PART 1: OBSESSION
It is very apparent that Sameji is completely fixated on Naota…Well, that’s actually not true. Her attachment to him is purely a means of staying connected to Tasuku. Essentially, Naota is a proxy for Tasuku, but I didn’t need to explain that already.
This obsession that Sameji has is greatly explained in Episode 1 where Haruko goes through the mail and finds Tasuku’s letter, and eventually brought home in Episode 2.
It’s a minor story element, but it is also an important facet of Sameji’s character, and it was beautifully explained in 2 episodes. That's astounding considering that she’s not even the main character! At the very least even someone who vehemently hates FLCL, or just hates anime altogether, could at least be able to recognize an example of amazing writing.
To make a long story short, Sameji first met Tasuku when he saved her from a fire that she started. She started the fire because she was getting picked on at school and therefore hated it and everything it stood for (THIS IS BEHAVIOR THAT I DO NOT CONDONE BTW), but she holds onto that first interaction with Tasuku for a long-ass time. This leads me to believe that something that I thought was a throw-away line in the anime actually may have some merit.
In episode 1, Kamon states that he believes Sameji’s family is poor, and throughout the anime people speculate on whether or not she is homeless. I think that probably the latter of those speculations may be true, based on her later actions.
Personally I think that if she was homeless she wouldn’t be so apathetic about committing arson like she does in episode 2, but the fact that in the midst of all of her despair she found Tasuku and still holds onto their relationship serves to uphold the basis of psychological or emotional trauma that Sameji’s character is built off of.

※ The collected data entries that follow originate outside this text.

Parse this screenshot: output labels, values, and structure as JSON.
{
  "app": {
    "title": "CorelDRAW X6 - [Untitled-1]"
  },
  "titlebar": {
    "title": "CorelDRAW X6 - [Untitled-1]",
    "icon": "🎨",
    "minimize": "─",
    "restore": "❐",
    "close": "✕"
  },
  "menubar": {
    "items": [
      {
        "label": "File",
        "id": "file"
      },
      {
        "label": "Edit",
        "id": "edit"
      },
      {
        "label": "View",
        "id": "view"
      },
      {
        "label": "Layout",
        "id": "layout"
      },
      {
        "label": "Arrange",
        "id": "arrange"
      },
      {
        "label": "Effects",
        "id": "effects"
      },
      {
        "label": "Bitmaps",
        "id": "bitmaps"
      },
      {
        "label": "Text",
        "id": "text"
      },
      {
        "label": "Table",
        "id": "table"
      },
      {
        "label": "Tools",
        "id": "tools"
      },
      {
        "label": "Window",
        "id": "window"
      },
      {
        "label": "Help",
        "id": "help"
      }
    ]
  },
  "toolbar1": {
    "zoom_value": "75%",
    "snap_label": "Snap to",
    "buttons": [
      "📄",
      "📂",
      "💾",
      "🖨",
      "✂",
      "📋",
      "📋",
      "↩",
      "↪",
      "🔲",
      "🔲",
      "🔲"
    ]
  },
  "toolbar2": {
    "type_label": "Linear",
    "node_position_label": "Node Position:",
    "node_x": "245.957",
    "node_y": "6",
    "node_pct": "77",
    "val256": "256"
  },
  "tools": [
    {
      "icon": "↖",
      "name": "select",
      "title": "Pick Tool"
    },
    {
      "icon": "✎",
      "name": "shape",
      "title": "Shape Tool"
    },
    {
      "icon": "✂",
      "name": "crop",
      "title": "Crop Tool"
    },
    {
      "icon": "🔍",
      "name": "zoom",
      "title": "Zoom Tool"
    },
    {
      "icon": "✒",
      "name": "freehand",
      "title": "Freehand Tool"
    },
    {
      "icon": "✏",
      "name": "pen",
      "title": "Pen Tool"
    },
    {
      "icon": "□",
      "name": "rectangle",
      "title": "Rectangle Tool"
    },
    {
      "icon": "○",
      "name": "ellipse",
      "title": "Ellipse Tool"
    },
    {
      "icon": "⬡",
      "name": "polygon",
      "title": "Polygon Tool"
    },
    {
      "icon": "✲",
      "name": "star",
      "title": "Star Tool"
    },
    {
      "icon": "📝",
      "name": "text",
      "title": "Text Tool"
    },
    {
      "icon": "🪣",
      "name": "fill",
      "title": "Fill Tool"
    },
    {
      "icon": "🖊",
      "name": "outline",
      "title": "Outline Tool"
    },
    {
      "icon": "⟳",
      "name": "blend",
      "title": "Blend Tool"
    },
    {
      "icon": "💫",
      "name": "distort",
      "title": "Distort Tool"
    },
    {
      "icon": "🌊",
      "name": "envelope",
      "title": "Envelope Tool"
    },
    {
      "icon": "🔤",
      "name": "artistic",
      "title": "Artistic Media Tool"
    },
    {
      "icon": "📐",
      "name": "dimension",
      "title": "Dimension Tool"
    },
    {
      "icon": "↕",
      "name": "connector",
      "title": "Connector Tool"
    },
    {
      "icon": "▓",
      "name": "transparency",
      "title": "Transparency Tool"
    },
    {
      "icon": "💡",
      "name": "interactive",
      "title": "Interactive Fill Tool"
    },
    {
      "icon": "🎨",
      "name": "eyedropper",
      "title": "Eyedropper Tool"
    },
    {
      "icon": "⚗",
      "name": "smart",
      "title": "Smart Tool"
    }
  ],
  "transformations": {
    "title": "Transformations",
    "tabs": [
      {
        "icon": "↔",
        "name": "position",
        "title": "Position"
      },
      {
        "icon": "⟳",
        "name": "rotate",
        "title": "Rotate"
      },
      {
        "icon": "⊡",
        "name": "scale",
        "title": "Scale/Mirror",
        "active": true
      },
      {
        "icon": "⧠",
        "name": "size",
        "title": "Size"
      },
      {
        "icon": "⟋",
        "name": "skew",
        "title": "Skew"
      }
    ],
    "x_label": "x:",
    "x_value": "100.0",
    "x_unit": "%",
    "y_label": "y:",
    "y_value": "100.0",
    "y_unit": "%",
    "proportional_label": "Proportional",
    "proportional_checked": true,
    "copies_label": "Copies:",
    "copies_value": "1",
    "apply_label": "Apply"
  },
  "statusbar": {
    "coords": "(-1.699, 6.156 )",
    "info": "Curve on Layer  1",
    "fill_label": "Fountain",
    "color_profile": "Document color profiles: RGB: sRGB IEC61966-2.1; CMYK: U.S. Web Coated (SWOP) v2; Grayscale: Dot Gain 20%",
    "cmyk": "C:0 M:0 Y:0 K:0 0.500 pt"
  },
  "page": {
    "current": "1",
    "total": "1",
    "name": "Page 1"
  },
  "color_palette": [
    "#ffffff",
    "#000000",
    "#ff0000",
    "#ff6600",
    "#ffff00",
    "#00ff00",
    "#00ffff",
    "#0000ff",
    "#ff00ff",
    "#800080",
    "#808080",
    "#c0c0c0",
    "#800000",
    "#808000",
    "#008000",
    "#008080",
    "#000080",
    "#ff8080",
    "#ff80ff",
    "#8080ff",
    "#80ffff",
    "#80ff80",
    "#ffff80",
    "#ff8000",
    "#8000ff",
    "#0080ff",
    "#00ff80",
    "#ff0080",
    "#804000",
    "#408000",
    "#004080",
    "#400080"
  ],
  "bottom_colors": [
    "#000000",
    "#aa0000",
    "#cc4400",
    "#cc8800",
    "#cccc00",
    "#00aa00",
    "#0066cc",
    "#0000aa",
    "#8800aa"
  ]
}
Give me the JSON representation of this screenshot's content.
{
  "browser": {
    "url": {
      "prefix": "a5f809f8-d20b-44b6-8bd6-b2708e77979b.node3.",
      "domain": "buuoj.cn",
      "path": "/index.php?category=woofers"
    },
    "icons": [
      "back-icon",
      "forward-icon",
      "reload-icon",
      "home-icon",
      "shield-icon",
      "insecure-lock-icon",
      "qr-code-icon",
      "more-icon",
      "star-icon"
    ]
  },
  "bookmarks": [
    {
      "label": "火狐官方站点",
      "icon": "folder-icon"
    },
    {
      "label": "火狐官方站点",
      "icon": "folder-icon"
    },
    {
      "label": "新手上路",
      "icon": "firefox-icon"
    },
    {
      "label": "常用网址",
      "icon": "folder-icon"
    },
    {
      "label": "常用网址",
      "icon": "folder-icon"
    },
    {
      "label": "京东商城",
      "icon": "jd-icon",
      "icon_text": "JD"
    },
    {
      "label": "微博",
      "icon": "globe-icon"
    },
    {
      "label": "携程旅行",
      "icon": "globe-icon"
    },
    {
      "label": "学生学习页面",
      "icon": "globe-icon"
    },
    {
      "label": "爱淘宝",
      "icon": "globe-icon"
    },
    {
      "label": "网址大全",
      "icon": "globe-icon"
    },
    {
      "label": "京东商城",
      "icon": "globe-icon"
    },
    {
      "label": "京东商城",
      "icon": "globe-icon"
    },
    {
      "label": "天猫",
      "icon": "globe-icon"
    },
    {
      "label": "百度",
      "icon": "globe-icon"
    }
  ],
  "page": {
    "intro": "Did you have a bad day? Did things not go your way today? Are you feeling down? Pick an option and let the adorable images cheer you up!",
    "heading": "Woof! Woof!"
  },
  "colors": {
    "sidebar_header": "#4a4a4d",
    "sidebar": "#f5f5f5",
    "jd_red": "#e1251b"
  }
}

She keeps Tasuku’s number, she latches onto his brother long after he’s gone, and she names everything “Takkun” to keep the memory alive, to keep the candles burning, even though she can never reignite that flame. And she does so with such a childlike naïveté that initially pissed me off and made me dislike her. Still, there’s something about that character that has such an authentic appeal that I can now appreciate.